# another synthetic underlayment question



## shopman (Feb 27, 2006)

I have read the previous posts about synthetic underlayments, and see alot of people dont use them because they have not been proven and are a fairly new product. I am curious have they ever done a study of two identical roofs, same amount of ventilation, same weather conditions, etcc. And made one roof with 30# felt and the other with synthetic underlayment? I would be curious what affect synthetic underlayments have on the life of a shingle. Do you think shingles would last longer using synthetic verses organic felt? 

I would hate to have synthetic underlayment and find out 5 years down the road that the stuff has some adverse affect on the shingles and makes them fail prematurely.


----------



## red_cedar (Mar 30, 2005)

I am sure that somewhere there has been a study comparing the 2 underlayments, but not sure about some accelerated type weathering test .

I use and have been useing some of the synthetics for several years. Overall, they are a much better product then the asphalt based felt papers. However, with the synthetics, proper ventilation plays a much bigger role, due to the fact that they do not breath. Where the regular felt papers do allow some moisture laden air to pass thru. 

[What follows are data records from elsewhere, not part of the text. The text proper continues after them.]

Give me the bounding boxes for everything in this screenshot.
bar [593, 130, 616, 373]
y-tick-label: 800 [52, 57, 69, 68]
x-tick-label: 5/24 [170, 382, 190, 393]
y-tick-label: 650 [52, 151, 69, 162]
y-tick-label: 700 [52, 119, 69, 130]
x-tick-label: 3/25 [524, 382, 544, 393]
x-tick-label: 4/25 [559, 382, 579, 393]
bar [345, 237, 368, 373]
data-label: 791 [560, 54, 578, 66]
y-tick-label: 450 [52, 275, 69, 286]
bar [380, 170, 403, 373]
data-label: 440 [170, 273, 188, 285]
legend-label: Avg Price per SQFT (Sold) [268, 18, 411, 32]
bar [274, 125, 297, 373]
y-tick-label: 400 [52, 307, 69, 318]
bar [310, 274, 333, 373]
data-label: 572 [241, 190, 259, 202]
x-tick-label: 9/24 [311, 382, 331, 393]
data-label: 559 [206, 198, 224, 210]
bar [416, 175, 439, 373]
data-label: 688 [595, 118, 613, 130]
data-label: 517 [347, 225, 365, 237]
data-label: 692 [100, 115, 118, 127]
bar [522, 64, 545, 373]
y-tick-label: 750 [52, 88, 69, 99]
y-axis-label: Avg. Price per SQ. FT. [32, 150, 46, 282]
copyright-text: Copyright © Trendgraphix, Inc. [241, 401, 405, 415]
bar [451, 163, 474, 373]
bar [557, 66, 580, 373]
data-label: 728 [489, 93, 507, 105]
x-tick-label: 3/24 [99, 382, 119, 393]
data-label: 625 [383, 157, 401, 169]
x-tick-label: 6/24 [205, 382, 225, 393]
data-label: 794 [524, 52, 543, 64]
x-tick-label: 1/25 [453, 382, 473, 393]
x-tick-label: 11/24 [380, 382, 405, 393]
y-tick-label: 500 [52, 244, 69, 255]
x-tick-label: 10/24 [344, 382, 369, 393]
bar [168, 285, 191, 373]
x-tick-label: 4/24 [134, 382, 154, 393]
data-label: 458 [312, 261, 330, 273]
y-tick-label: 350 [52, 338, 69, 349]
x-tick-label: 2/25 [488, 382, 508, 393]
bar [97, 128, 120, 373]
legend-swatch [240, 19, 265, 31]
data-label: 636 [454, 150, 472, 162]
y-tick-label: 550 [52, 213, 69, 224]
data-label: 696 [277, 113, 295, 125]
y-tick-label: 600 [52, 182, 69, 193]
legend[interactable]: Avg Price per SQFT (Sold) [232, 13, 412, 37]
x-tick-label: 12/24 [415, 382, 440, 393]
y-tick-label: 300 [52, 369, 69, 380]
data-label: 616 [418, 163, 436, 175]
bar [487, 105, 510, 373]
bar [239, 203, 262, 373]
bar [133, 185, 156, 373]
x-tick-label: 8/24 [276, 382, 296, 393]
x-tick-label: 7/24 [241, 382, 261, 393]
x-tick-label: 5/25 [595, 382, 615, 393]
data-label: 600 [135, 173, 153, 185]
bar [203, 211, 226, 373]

I believe we will see problems, premature shingle failures, useing the synthetics. We see shingle failures now with regular felt paper.
Not because of the product, but because of not being vented correctly.


----------



## jmorgan (Jan 31, 2004)

Actually, these synthetic felts have been used in Europe for 15+ years. These jobs are mostly tile. Not enough "breathing" takes place through felt to make much difference. Most of the "breathing" takes place at the overlaps. Because of the widths of synthetics, there are less laps, so less "breathing". Most synthetics are made of propylene, which does not react with asphalt. I think they are the wave of the future.
Jim


----------



## Happy (Aug 17, 2006)

I don't get the issue of synthetics breathing less than felts for a shingle roof? GAF has a breathable underlay on the market for shingle roofs, but I don't get how it can work? Even if the moisture from the deck can permeate through the synthetic breathable underlay, who can it escape into the air if you have shingles on top?


----------



## jmorgan (Jan 31, 2004)

They breath like Gor-Tex clothing. Personaly, I don't see the issue.....if the deck is vented as required by code (1:300). I have put many hot and singleply membranes on 2:12 slopes with no problem. These materials are true vapor barriers and don't let any moisture through. I double checked venting on all of these jobs. The synthetics have 20-30 year warranties and are great to work with.
Jim


----------



## Joasis (Mar 28, 2006)

I don't have a problem with synthetic underlayments like Tri-Flex, which we have used. However, they are treacherous to walk on with any higher pitch roof....anything over 6/12 is a killer.


----------



## RooferJim (Mar 6, 2006)

Tried them, guys thought they were crap and went right back to felt.
if it ait broke dont reinvent the wheel

RooferJim
www.jbennetteroofing.com


----------



## jmorgan (Jan 31, 2004)

RooferJim,
Which ones did your guys try? What didn't they like?
Jim


----------



## Accent Roofing (Apr 16, 2013)

We switched over about 3 years ago and never looked back. I tested 15, 30 felts and titanium 30 over a year period on my shed roof. All fastens with the same amount of roofing nails running peak to race and overlapping properly from side to side. The 15 wrinkled up right away and failed in the first big wind storm. The 30 lb lasted about 9 months before we saw leaks and the titanium was still going 14 months later when we recovered the whole thing with titanium and roofed it. Good enough for me. I've talked to all the reps and the titanium is my favorite although I don't use the 25 as it doesn't usually lay very straight. The titanium 30 50 and PSU are all great products


----------